With special thanks to the National Science Foundation, particularly award 1132227, we were able to work with a middle school history teacher who observed the difficulty his students had working with original documents.
We utilized Participatory Design methods to work with the teacher to design a project that pin-pointed and high-lighted impediments to students making appropriate abstractions. Most basically, students were challenged by the need to understand exactly which things in the documents constituted evidence for claims.
In our first iteration of what has come to be know as Argu-Ably, a joint team of undergraduate and graduate Virginia Tech students (including Panagiotis Apostolellis) and this teacher developed a sort of game wherein students would identify the documents that supported their assigned “side” in an argument. Being able to make a simple categorization of relatively simple documents is a starting point. The students then were asked to take notes on the document. If they could not use the notes to formulate a write-up, they had to go back to the initial document and improve their notes.

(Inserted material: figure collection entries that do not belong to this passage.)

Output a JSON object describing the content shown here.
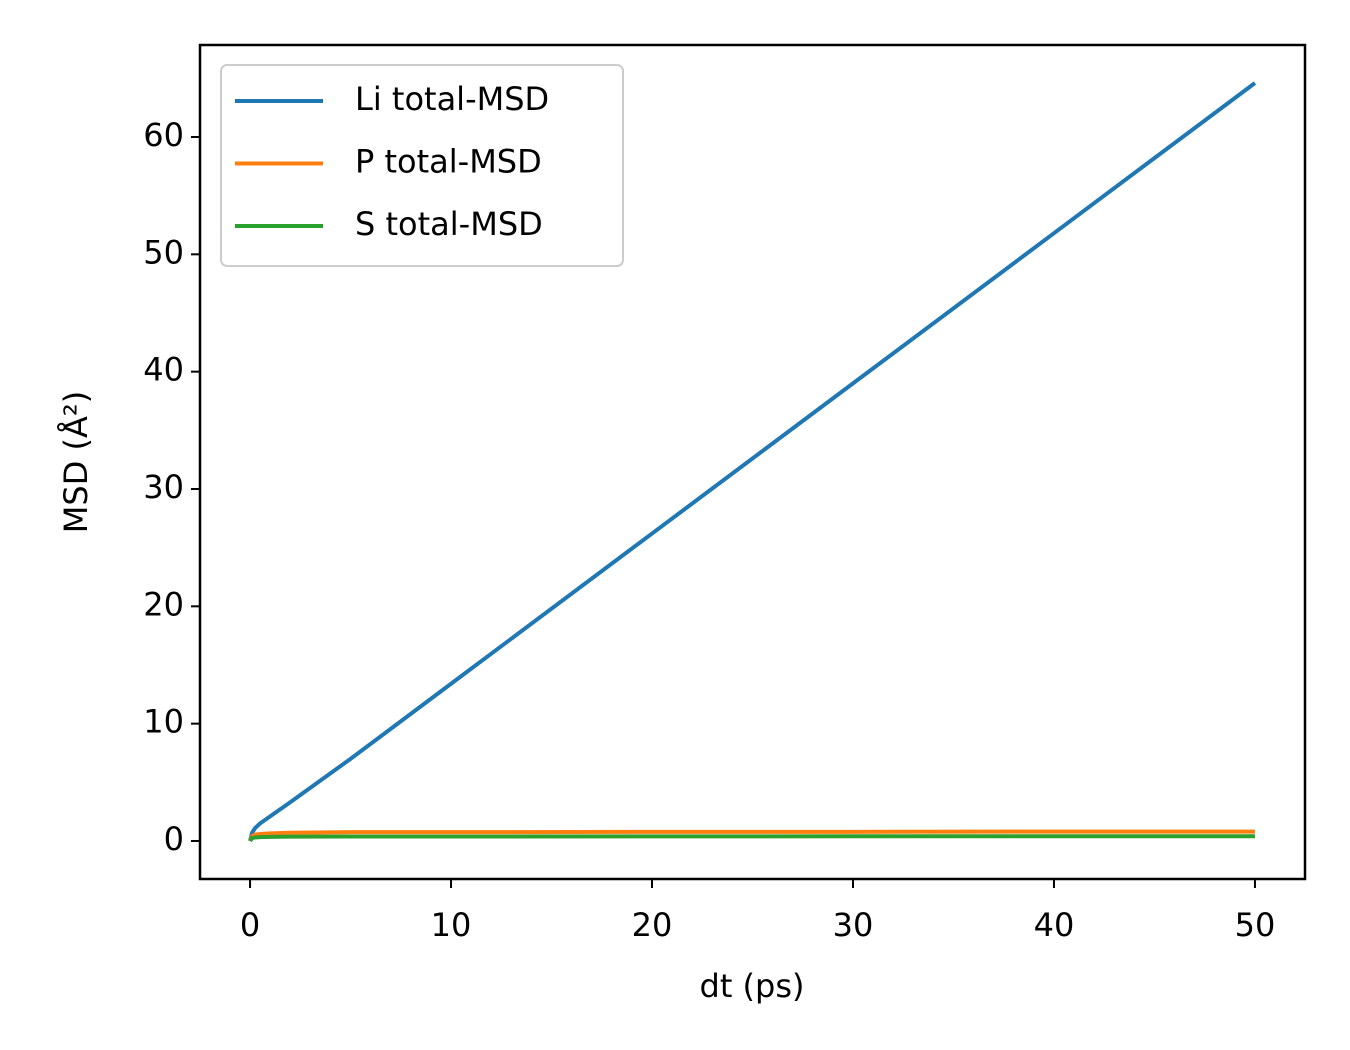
{
  "chart_data": {
    "type": "line",
    "xlabel": "dt (ps)",
    "ylabel": "MSD (Å²)",
    "x": [
      0,
      0.1,
      0.25,
      0.5,
      1,
      2,
      5,
      10,
      20,
      30,
      40,
      50
    ],
    "series": [
      {
        "name": "Li total-MSD",
        "color": "#1f77b4",
        "values": [
          0,
          0.7,
          1.1,
          1.5,
          2.1,
          3.3,
          7.0,
          13.4,
          26.2,
          39.0,
          51.8,
          64.6
        ]
      },
      {
        "name": "P total-MSD",
        "color": "#ff7f0e",
        "values": [
          0,
          0.4,
          0.55,
          0.6,
          0.65,
          0.7,
          0.75,
          0.75,
          0.78,
          0.78,
          0.8,
          0.8
        ]
      },
      {
        "name": "S total-MSD",
        "color": "#2ca02c",
        "values": [
          0,
          0.25,
          0.3,
          0.33,
          0.35,
          0.37,
          0.38,
          0.38,
          0.39,
          0.4,
          0.4,
          0.4
        ]
      }
    ],
    "xlim": [
      -2.49,
      52.49
    ],
    "ylim": [
      -3.24,
      67.84
    ],
    "xticks": [
      0,
      10,
      20,
      30,
      40,
      50
    ],
    "yticks": [
      0,
      10,
      20,
      30,
      40,
      50,
      60
    ],
    "legend": "upper left",
    "grid": false
  }
}
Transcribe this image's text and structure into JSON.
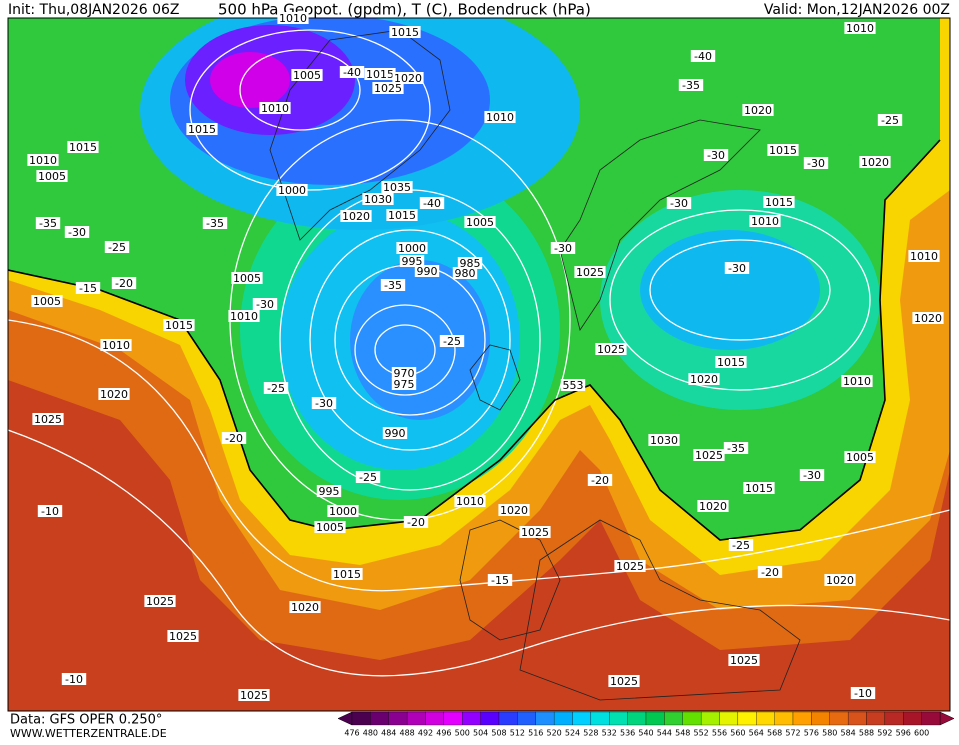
{
  "header": {
    "init": "Init: Thu,08JAN2026 06Z",
    "title": "500 hPa Geopot. (gpdm), T (C), Bodendruck (hPa)",
    "valid": "Valid: Mon,12JAN2026 00Z"
  },
  "footer": {
    "data": "Data: GFS OPER 0.250°",
    "site": "WWW.WETTERZENTRALE.DE"
  },
  "map_labels": [
    "1015",
    "1010",
    "1005",
    "-40",
    "1015",
    "1020",
    "1025",
    "1010",
    "1015",
    "1015",
    "1010",
    "1005",
    "1000",
    "1035",
    "1030",
    "1020",
    "1015",
    "-40",
    "1005",
    "1010",
    "1000",
    "995",
    "990",
    "985",
    "980",
    "-35",
    "-30",
    "-35",
    "-25",
    "1005",
    "1005",
    "-15",
    "-20",
    "-30",
    "1010",
    "1015",
    "1010",
    "1020",
    "-25",
    "-35",
    "-25",
    "970",
    "975",
    "-30",
    "990",
    "-20",
    "1025",
    "-10",
    "995",
    "-25",
    "1000",
    "1005",
    "-20",
    "1010",
    "1020",
    "1025",
    "-15",
    "1015",
    "1025",
    "1020",
    "1025",
    "1025",
    "-20",
    "1025",
    "553",
    "-30",
    "1025",
    "1030",
    "1025",
    "-35",
    "1015",
    "1020",
    "-25",
    "-20",
    "1020",
    "1005",
    "-30",
    "1010",
    "1020",
    "1015",
    "-30",
    "1015",
    "1010",
    "1020",
    "1015",
    "-30",
    "-30",
    "-30",
    "1020",
    "-25",
    "1010",
    "-40",
    "-35",
    "1010",
    "1020",
    "1025",
    "1025",
    "1025",
    "-10",
    "-10"
  ],
  "colorbar": {
    "levels": [
      476,
      480,
      484,
      488,
      492,
      496,
      500,
      504,
      508,
      512,
      516,
      520,
      524,
      528,
      532,
      536,
      540,
      544,
      548,
      552,
      556,
      560,
      564,
      568,
      572,
      576,
      580,
      584,
      588,
      592,
      596,
      600
    ],
    "colors": [
      "#4b0050",
      "#6a0070",
      "#8a0090",
      "#b000b8",
      "#d000e0",
      "#e400ff",
      "#9400ff",
      "#5a00ff",
      "#2a3cff",
      "#2060ff",
      "#1e8fff",
      "#00b0ff",
      "#00cfff",
      "#00e0e0",
      "#00e0b0",
      "#00d47c",
      "#00c850",
      "#30d030",
      "#64e000",
      "#a4f000",
      "#e4f400",
      "#fff000",
      "#ffd800",
      "#ffbc00",
      "#ffa000",
      "#f48400",
      "#e86a10",
      "#d8521c",
      "#c83c20",
      "#b82824",
      "#a81428",
      "#980a3a"
    ]
  }
}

Next steps involve tackling more complex documents that may contain more than one argument, or that may even contradict themselves. Our next iteration (currently in development) aims to provide a tool in which students can read and highlight the source texts and then easily cite them inline in the arguments they compose. Although these tools are similar to DBQ (document-based question) support tools, they differ in the principled division of tasks that emphasizes the emergent identification of abstraction, an important pre-requisite of computational thinking.